The chain, based here, which already operates 24 units all over the U.S., is part of a growing wave of stores catering to a growing Asian population.
“Asians are popping up all over — Laotians in St. Paul, Cambodians in Boston — and supermarkets often must learn through ‘immersion by fire’ how to cater to these groups,” David Morse, president and chief executive officer of New American Dimensions, Los Angeles, told SN.
“It's really a struggle for a lot of retailers to figure out how to get these folks and other ethnic groups into their stores,” he said.
H Mart operates four stores each in New York and New Jersey; three each in Pennsylvania and Georgia; two each in Maryland, Virginia and Illinois; and single units in California, Texas, Colorado and Washington.
“There are very few stores that cater to the Asian population,” Jimmy King, marketing manager for H Mart, told SN, “and as the scope of our business gets bigger, we want to open more stores in areas where there are a lot of Asian people or people who love Asian food.”
King said H Mart plans to open single units this year in New York, California, Virginia, Texas, Nevada and Massachusetts, and two units in Georgia.
The stores cater to a mix of Asian populations, including Korean, Japanese, Chinese, Vietnamese and Indian, he said. According to the company's website, “It is not unusual to spot spaghetti and sauce in one aisle and arroz and tortillas in the next, with kimchi and fermented bean paste nearby.”
The ratio of Asian to American foods depends on the population mix in the specific neighborhood, which can range as high as 70% Asian at some locations, King said.
H Mart also operates distribution centers in New York, Georgia, Illinois, Maryland and Pennsylvania. It buys Asian products overseas or from Asian distributors and uses a mix of U.S.-based wholesalers for conventional American items, including Supervalu, Minneapolis, and the White Rose division of Associated Wholesalers Inc., Robesonia, Pa.
Stores range in size from 15,000 to 90,000 square feet, with most locations in the 50,000-square-foot area, King said. Depending on size, stores carry between 20,000 and 40,000 SKUs, he added.

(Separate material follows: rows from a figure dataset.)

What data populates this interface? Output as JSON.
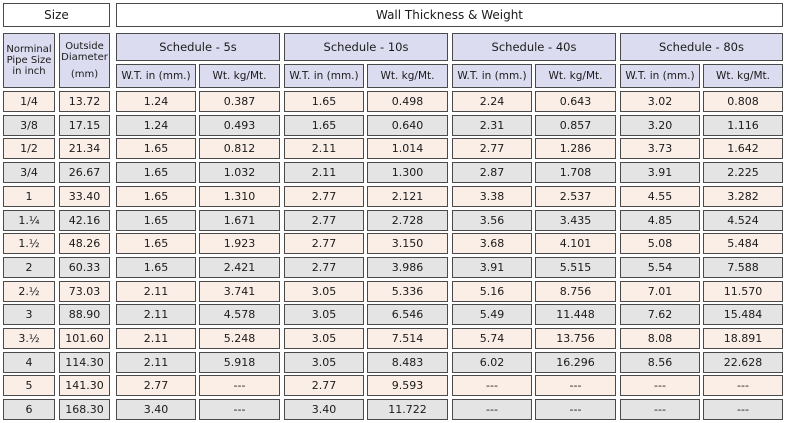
{
  "header": {
    "size_label": "Size",
    "wall_label": "Wall Thickness & Weight",
    "nps_label": "Norminal Pipe Size in inch",
    "od_label": "Outside Diameter",
    "od_unit": "(mm)",
    "schedules": [
      "Schedule - 5s",
      "Schedule - 10s",
      "Schedule - 40s",
      "Schedule - 80s"
    ],
    "wt_label": "W.T. in (mm.)",
    "weight_label": "Wt. kg/Mt."
  },
  "rows": [
    {
      "nps": "1/4",
      "od": "13.72",
      "s5_wt": "1.24",
      "s5_kg": "0.387",
      "s10_wt": "1.65",
      "s10_kg": "0.498",
      "s40_wt": "2.24",
      "s40_kg": "0.643",
      "s80_wt": "3.02",
      "s80_kg": "0.808"
    },
    {
      "nps": "3/8",
      "od": "17.15",
      "s5_wt": "1.24",
      "s5_kg": "0.493",
      "s10_wt": "1.65",
      "s10_kg": "0.640",
      "s40_wt": "2.31",
      "s40_kg": "0.857",
      "s80_wt": "3.20",
      "s80_kg": "1.116"
    },
    {
      "nps": "1/2",
      "od": "21.34",
      "s5_wt": "1.65",
      "s5_kg": "0.812",
      "s10_wt": "2.11",
      "s10_kg": "1.014",
      "s40_wt": "2.77",
      "s40_kg": "1.286",
      "s80_wt": "3.73",
      "s80_kg": "1.642"
    },
    {
      "nps": "3/4",
      "od": "26.67",
      "s5_wt": "1.65",
      "s5_kg": "1.032",
      "s10_wt": "2.11",
      "s10_kg": "1.300",
      "s40_wt": "2.87",
      "s40_kg": "1.708",
      "s80_wt": "3.91",
      "s80_kg": "2.225"
    },
    {
      "nps": "1",
      "od": "33.40",
      "s5_wt": "1.65",
      "s5_kg": "1.310",
      "s10_wt": "2.77",
      "s10_kg": "2.121",
      "s40_wt": "3.38",
      "s40_kg": "2.537",
      "s80_wt": "4.55",
      "s80_kg": "3.282"
    },
    {
      "nps": "1.¼",
      "od": "42.16",
      "s5_wt": "1.65",
      "s5_kg": "1.671",
      "s10_wt": "2.77",
      "s10_kg": "2.728",
      "s40_wt": "3.56",
      "s40_kg": "3.435",
      "s80_wt": "4.85",
      "s80_kg": "4.524"
    },
    {
      "nps": "1.½",
      "od": "48.26",
      "s5_wt": "1.65",
      "s5_kg": "1.923",
      "s10_wt": "2.77",
      "s10_kg": "3.150",
      "s40_wt": "3.68",
      "s40_kg": "4.101",
      "s80_wt": "5.08",
      "s80_kg": "5.484"
    },
    {
      "nps": "2",
      "od": "60.33",
      "s5_wt": "1.65",
      "s5_kg": "2.421",
      "s10_wt": "2.77",
      "s10_kg": "3.986",
      "s40_wt": "3.91",
      "s40_kg": "5.515",
      "s80_wt": "5.54",
      "s80_kg": "7.588"
    },
    {
      "nps": "2.½",
      "od": "73.03",
      "s5_wt": "2.11",
      "s5_kg": "3.741",
      "s10_wt": "3.05",
      "s10_kg": "5.336",
      "s40_wt": "5.16",
      "s40_kg": "8.756",
      "s80_wt": "7.01",
      "s80_kg": "11.570"
    },
    {
      "nps": "3",
      "od": "88.90",
      "s5_wt": "2.11",
      "s5_kg": "4.578",
      "s10_wt": "3.05",
      "s10_kg": "6.546",
      "s40_wt": "5.49",
      "s40_kg": "11.448",
      "s80_wt": "7.62",
      "s80_kg": "15.484"
    },
    {
      "nps": "3.½",
      "od": "101.60",
      "s5_wt": "2.11",
      "s5_kg": "5.248",
      "s10_wt": "3.05",
      "s10_kg": "7.514",
      "s40_wt": "5.74",
      "s40_kg": "13.756",
      "s80_wt": "8.08",
      "s80_kg": "18.891"
    },
    {
      "nps": "4",
      "od": "114.30",
      "s5_wt": "2.11",
      "s5_kg": "5.918",
      "s10_wt": "3.05",
      "s10_kg": "8.483",
      "s40_wt": "6.02",
      "s40_kg": "16.296",
      "s80_wt": "8.56",
      "s80_kg": "22.628"
    },
    {
      "nps": "5",
      "od": "141.30",
      "s5_wt": "2.77",
      "s5_kg": "---",
      "s10_wt": "2.77",
      "s10_kg": "9.593",
      "s40_wt": "---",
      "s40_kg": "---",
      "s80_wt": "---",
      "s80_kg": "---"
    },
    {
      "nps": "6",
      "od": "168.30",
      "s5_wt": "3.40",
      "s5_kg": "---",
      "s10_wt": "3.40",
      "s10_kg": "11.722",
      "s40_wt": "---",
      "s40_kg": "---",
      "s80_wt": "---",
      "s80_kg": "---"
    }
  ]
}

Some sections of the store, including the food court at larger units, and cosmetics shops, are leased to other operators, King said.
The “H” in H Mart stands for “healthy, humane, happy and heartful,” according to the company's website. The name H Mart is actually short for HanAhReum Asian Mart, a division of HAR Grand Corp., Maspeth, N.Y.
Emil Morales, San Diego-based senior vice president of the multicultural division of TNS North America, New York, told SN that traditional supermarkets need to cope with the increasing population of ethnic consumers.
“Demographics don't lie,” he said. “But as growth becomes harder to come by from the traditional marketplace, growth must come from groups that are growing in importance in the marketplace, and those are generally ethnic populations.”
Unfortunately, many supermarkets do not have the commitment of top managements to make their ethnic programs effective, Morales said.
“Very often they will do what they need to do to get by rather than develop programs for the longer term,” he explained.
Teresa Soto, president and CEO of About Marketing Solutions, Burbank, Calif., offered a similar viewpoint in a study on ethnic marketing. “The commitment of top-level supermarket management to make ethnic marketing a priority is rather limited,” she said. “Further, efficiency-oriented business models make it difficult for many supermarket chains to customize their offerings to ethnic consumers.”
Hispanics, Asian Americans and African Americans comprise 31% of the U.S. population today and are projected to grow to 50% over the next 30 years.